Definisi
BPJS Ketenagakerjaan adalah badan hukum publik yang dibentuk berdasarkan UU No. 24 Tahun 2011 untuk menyelenggarakan program jaminan sosial bagi seluruh tenaga kerja di Indonesia. BPJS Ketenagakerjaan merupakan transformasi dari PT Jamsostek (Persero) yang mulai beroperasi pada 1 Juli 2015.
BPJS Ketenagakerjaan menyelenggarakan empat program jaminan sosial: Jaminan Kecelakaan Kerja (JKK) yang memberikan perlindungan atas risiko kecelakaan kerja; Jaminan Hari Tua (JHT) yang merupakan tabungan wajib jangka panjang; Jaminan Pensiun (JP) yang memberikan penghasilan setelah memasuki usia pensiun; dan Jaminan Kematian (JKM) yang memberikan manfaat kepada ahli waris pekerja yang meninggal dunia bukan akibat kecelakaan kerja.
Setiap pemberi kerja wajib mendaftarkan dirinya dan seluruh pekerjanya sebagai peserta BPJS Ketenagakerjaan. Pemberi kerja yang melanggar kewajiban ini dapat dikenakan sanksi administratif berupa teguran tertulis, denda, dan/atau tidak mendapat pelayanan publik tertentu sesuai ketentuan Pasal 17 UU BPJS.
Contoh Kasus
Seorang pekerja konstruksi di Bandung mengalami kecelakaan kerja berupa jatuh dari ketinggian saat mengerjakan proyek pembangunan gedung. Karena perusahaan telah mendaftarkannya sebagai peserta BPJS Ketenagakerjaan program JKK, seluruh biaya pengobatan dan perawatan ditanggung oleh BPJS Ketenagakerjaan. Pekerja tersebut juga menerima santunan berupa penggantian upah selama tidak mampu bekerja sebesar 100% dari upah untuk 12 bulan pertama.
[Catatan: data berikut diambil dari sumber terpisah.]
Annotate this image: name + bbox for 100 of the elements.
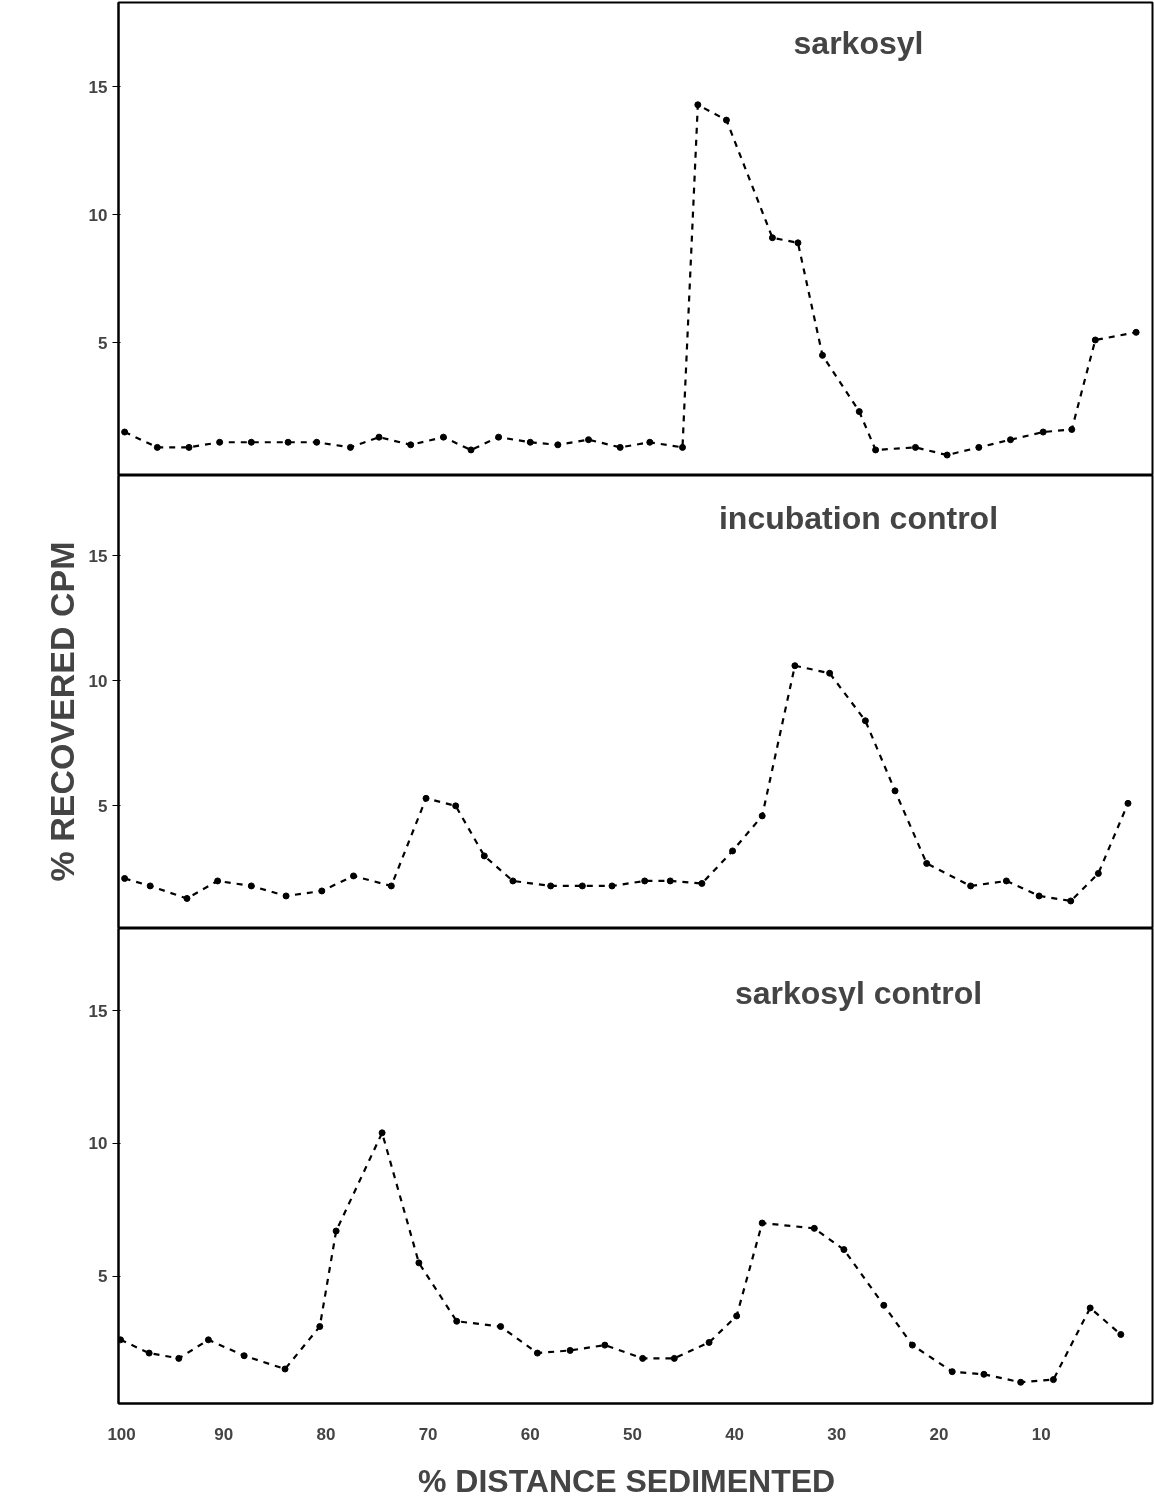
point — [705, 1338, 713, 1346]
point — [1049, 1376, 1057, 1384]
point — [350, 872, 357, 880]
y-tick-label: 10 — [88, 205, 108, 225]
point — [608, 882, 616, 890]
point — [698, 879, 706, 887]
point — [284, 438, 292, 446]
point — [578, 882, 586, 890]
point — [318, 887, 326, 895]
point — [826, 669, 834, 677]
point — [1086, 1304, 1094, 1312]
point — [1094, 869, 1102, 877]
x-tick-label: 90 — [214, 1424, 234, 1444]
point — [891, 787, 899, 795]
point — [923, 859, 931, 867]
point — [670, 1354, 678, 1362]
text: incubation control — [718, 499, 999, 536]
y-tick-label: 5 — [98, 796, 108, 816]
point — [497, 1323, 505, 1331]
x-tick-label: 40 — [725, 1424, 745, 1444]
point — [533, 1349, 541, 1357]
x-tick-label: 80 — [316, 1424, 336, 1444]
point — [861, 717, 869, 725]
point — [880, 1301, 888, 1309]
point — [1068, 425, 1076, 433]
x-axis-title: % DISTANCE SEDIMENTED — [418, 1462, 836, 1499]
y-tick-label: 10 — [88, 1134, 108, 1154]
point — [1039, 428, 1047, 436]
point — [818, 351, 826, 359]
point — [415, 1259, 423, 1267]
point — [467, 446, 475, 454]
point — [980, 1370, 988, 1378]
point — [943, 451, 951, 459]
point — [216, 438, 224, 446]
point — [153, 443, 161, 451]
x-tick-label: 20 — [929, 1424, 949, 1444]
point — [452, 802, 460, 810]
point — [1117, 1331, 1125, 1338]
point — [247, 438, 255, 446]
point — [948, 1368, 956, 1376]
point — [378, 1129, 386, 1137]
point — [1067, 897, 1075, 905]
point — [639, 1354, 647, 1362]
x-tick-label: 10 — [1031, 1424, 1051, 1444]
point — [332, 1227, 340, 1235]
point — [554, 441, 562, 449]
y-tick-label: 5 — [98, 333, 108, 353]
point — [204, 1336, 212, 1344]
point — [453, 1317, 461, 1325]
point — [1124, 799, 1132, 807]
point — [313, 438, 321, 446]
y-tick-label: 5 — [98, 1267, 108, 1287]
point — [175, 1354, 183, 1362]
point — [1132, 328, 1140, 336]
point — [422, 794, 430, 802]
point — [1006, 436, 1014, 444]
x-tick-label: 50 — [622, 1424, 642, 1444]
point — [666, 877, 674, 885]
y-tick-label: 15 — [88, 77, 108, 97]
point — [768, 234, 776, 242]
x-tick-label: 70 — [418, 1424, 438, 1444]
x-tick-label: 60 — [520, 1424, 540, 1444]
point — [387, 882, 395, 890]
text: sarkosyl control — [734, 974, 983, 1011]
point — [547, 882, 555, 890]
point — [855, 408, 863, 416]
point — [911, 443, 919, 451]
point — [495, 433, 503, 441]
point — [281, 1365, 289, 1373]
y-axis-title: % RECOVERED CPM — [42, 541, 81, 882]
point — [316, 1323, 324, 1331]
point — [566, 1346, 574, 1354]
point — [346, 443, 354, 451]
point — [439, 433, 447, 441]
point — [729, 847, 737, 855]
point — [758, 812, 766, 820]
point — [585, 436, 592, 444]
point — [146, 882, 154, 890]
point — [601, 1341, 609, 1349]
point — [641, 877, 649, 885]
point — [758, 1219, 766, 1227]
point — [791, 662, 799, 670]
y-tick-label: 15 — [88, 1001, 108, 1021]
point — [240, 1352, 248, 1360]
text: sarkosyl — [793, 24, 924, 61]
point — [975, 443, 983, 451]
point — [480, 852, 488, 860]
point — [407, 441, 415, 449]
point — [1002, 877, 1010, 885]
point — [679, 443, 686, 451]
point — [616, 443, 624, 451]
point — [1017, 1378, 1025, 1386]
y-tick-label: 15 — [88, 546, 108, 566]
point — [733, 1312, 741, 1320]
point — [183, 894, 191, 902]
point — [694, 101, 702, 109]
point — [247, 882, 255, 890]
point — [509, 877, 517, 885]
point — [810, 1224, 818, 1232]
x-tick-label: 100 — [107, 1424, 136, 1444]
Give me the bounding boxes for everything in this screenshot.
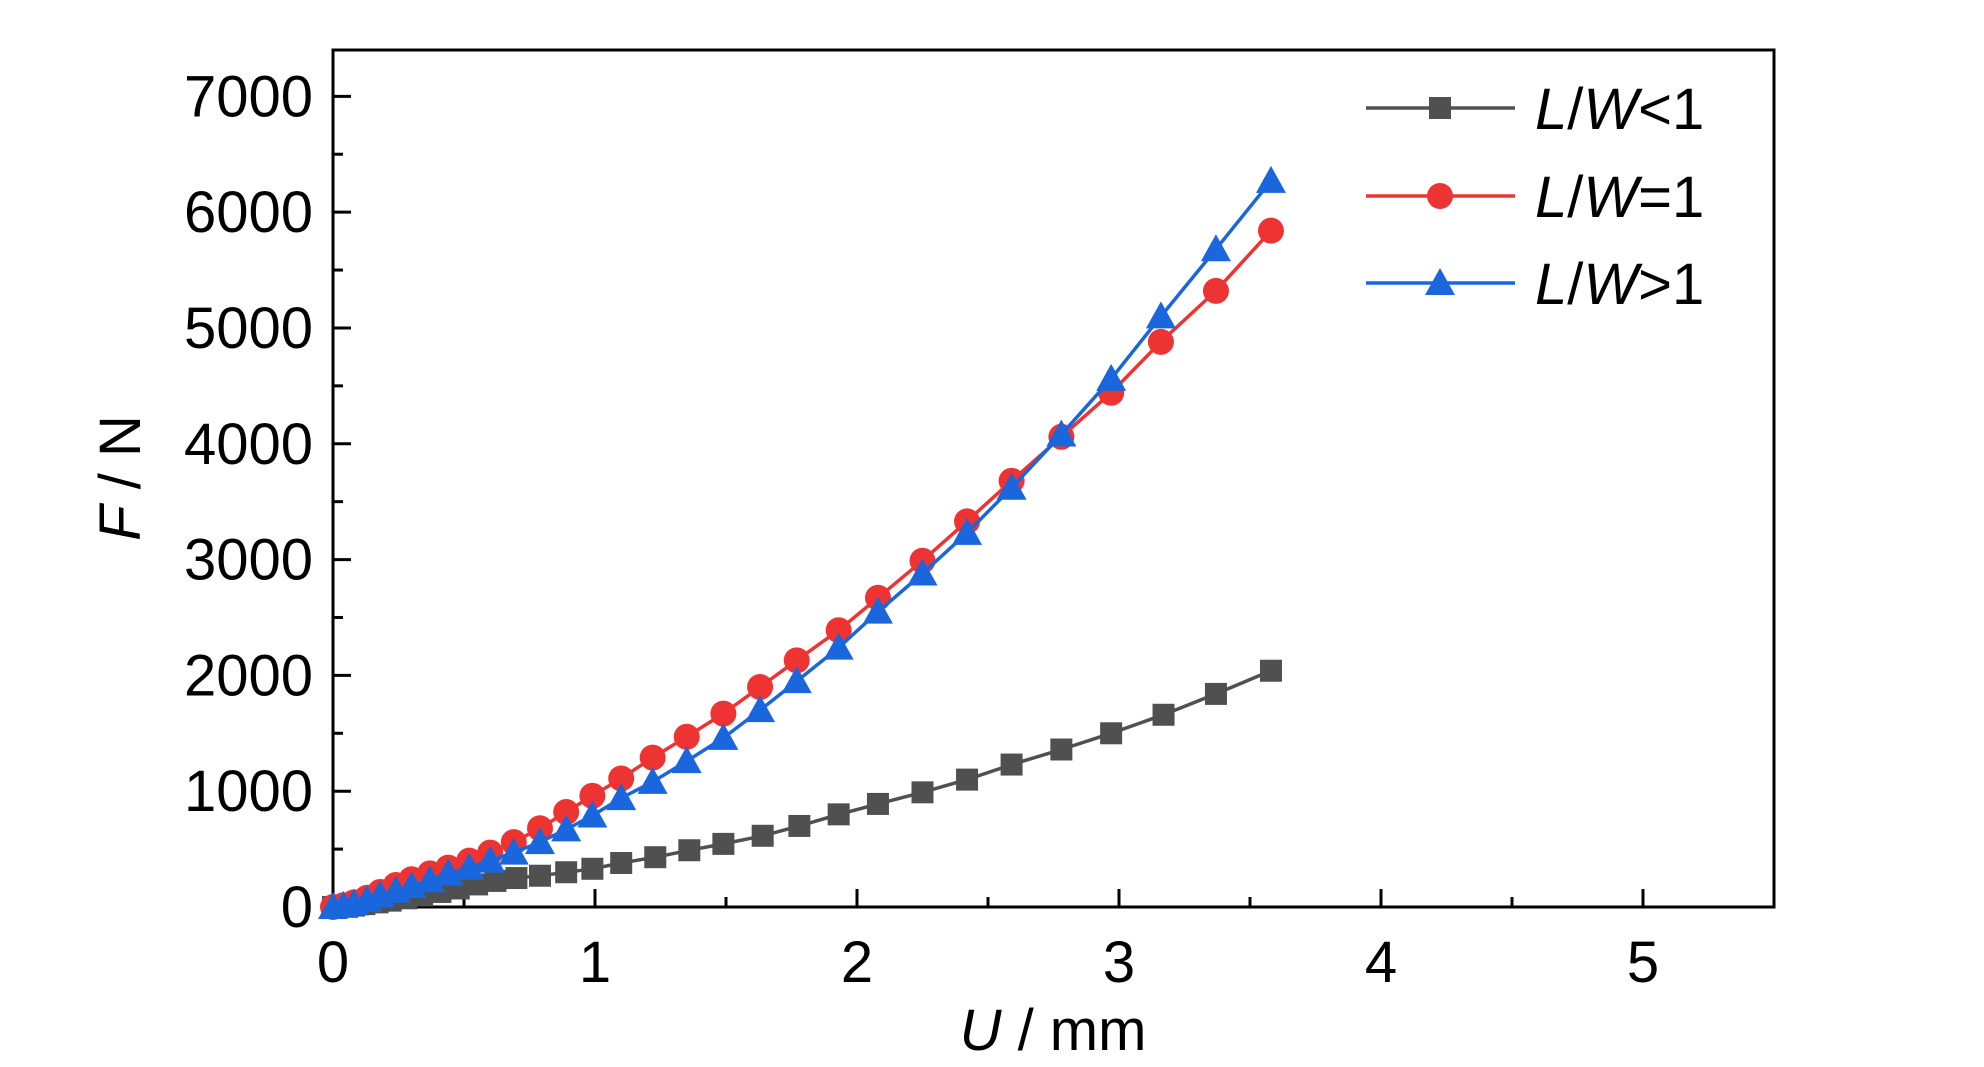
data-point: [781, 666, 812, 694]
x-tick-label: 1: [579, 930, 611, 995]
data-point: [788, 814, 811, 837]
x-tick-labels: 0 1 2 3 4 5: [317, 930, 1659, 995]
data-point: [608, 765, 635, 792]
legend-entry: L/W>1: [1366, 252, 1704, 317]
x-axis-title-symbol: U: [960, 998, 1003, 1062]
data-point: [475, 845, 506, 873]
legend: L/W<1 L/W=1 L/W>1: [1366, 77, 1704, 317]
data-point: [484, 869, 507, 892]
data-point: [524, 827, 555, 855]
data-point: [1204, 682, 1227, 705]
legend-swatch-marker: [1429, 97, 1451, 119]
data-point: [555, 861, 578, 884]
data-point: [637, 766, 668, 794]
data-point: [710, 700, 737, 727]
x-tick-label: 0: [317, 930, 349, 995]
data-point: [414, 865, 445, 893]
legend-label: L/W=1: [1535, 165, 1704, 230]
y-tick-label: 5000: [184, 296, 313, 361]
data-point: [1050, 738, 1073, 761]
data-point: [498, 837, 529, 865]
y-tick-labels: 0 1000 2000 3000 4000 5000 6000 7000: [184, 64, 313, 940]
data-point: [745, 695, 776, 723]
series-layer: [318, 165, 1286, 920]
data-point: [1046, 419, 1077, 447]
data-point: [712, 832, 735, 855]
data-point: [581, 857, 604, 880]
data-point: [866, 792, 889, 815]
y-axis-title-unit: / N: [88, 415, 153, 505]
data-point: [1152, 703, 1175, 726]
x-tick-label: 4: [1365, 930, 1397, 995]
data-point: [1100, 722, 1123, 745]
y-tick-label: 2000: [184, 643, 313, 708]
data-point: [952, 517, 983, 545]
data-point: [678, 839, 701, 862]
data-point: [606, 783, 637, 811]
data-point: [673, 723, 700, 750]
data-point: [505, 867, 528, 890]
y-axis-title: F / N: [88, 415, 153, 541]
data-point: [579, 782, 606, 809]
data-point: [827, 803, 850, 826]
plot-frame: [331, 48, 1776, 909]
data-point: [1200, 234, 1231, 262]
y-tick-label: 4000: [184, 412, 313, 477]
data-point: [862, 596, 893, 624]
data-point: [911, 781, 934, 804]
data-point: [783, 647, 810, 674]
legend-entry: L/W<1: [1366, 77, 1704, 142]
data-point: [1257, 217, 1284, 244]
y-tick-label: 7000: [184, 64, 313, 129]
series-line: [332, 179, 1273, 909]
data-point: [1000, 753, 1023, 776]
data-point: [1255, 165, 1286, 193]
legend-label: L/W<1: [1535, 77, 1704, 142]
data-point: [996, 472, 1027, 500]
series-line: [332, 229, 1273, 909]
x-axis-title: U / mm: [960, 998, 1147, 1062]
x-axis-title-unit: / mm: [1001, 998, 1146, 1062]
series-circle: [320, 217, 1284, 920]
data-point: [1145, 301, 1176, 329]
data-point: [747, 673, 774, 700]
data-point: [671, 746, 702, 774]
data-point: [1147, 328, 1174, 355]
x-tick-label: 5: [1627, 930, 1659, 995]
y-tick-label: 1000: [184, 759, 313, 824]
data-point: [551, 814, 582, 842]
legend-entry: L/W=1: [1366, 165, 1704, 230]
y-axis-title-symbol: F: [88, 502, 153, 541]
data-point: [644, 846, 667, 869]
data-point: [1202, 277, 1229, 304]
data-point: [577, 800, 608, 828]
legend-swatch-marker: [1425, 268, 1455, 295]
data-point: [825, 617, 852, 644]
legend-swatch-marker: [1427, 183, 1453, 209]
data-point: [956, 768, 979, 791]
y-tick-label: 6000: [184, 180, 313, 245]
data-point: [1096, 363, 1127, 391]
x-tick-label: 2: [841, 930, 873, 995]
data-point: [553, 799, 580, 826]
data-point: [1259, 659, 1282, 682]
data-point: [639, 744, 666, 771]
legend-label: L/W>1: [1535, 252, 1704, 317]
data-point: [528, 864, 551, 887]
data-point: [708, 722, 739, 750]
data-point: [751, 824, 774, 847]
x-tick-label: 3: [1103, 930, 1135, 995]
series-triangle: [318, 165, 1286, 919]
data-point: [823, 632, 854, 660]
data-point: [454, 852, 485, 880]
data-point: [907, 558, 938, 586]
y-tick-label: 3000: [184, 528, 313, 593]
data-point: [610, 851, 633, 874]
y-tick-label: 0: [281, 875, 313, 940]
Kasus lain terjadi ketika sebuah perusahaan startup di Jakarta tidak mendaftarkan karyawannya dalam BPJS Ketenagakerjaan selama 2 tahun. Setelah dilaporkan oleh karyawan ke Dinas Ketenagakerjaan, perusahaan dikenakan sanksi berupa kewajiban membayar seluruh iuran yang tertunggak beserta denda keterlambatan 2% per bulan, serta tidak dapat mengakses layanan publik tertentu seperti izin usaha.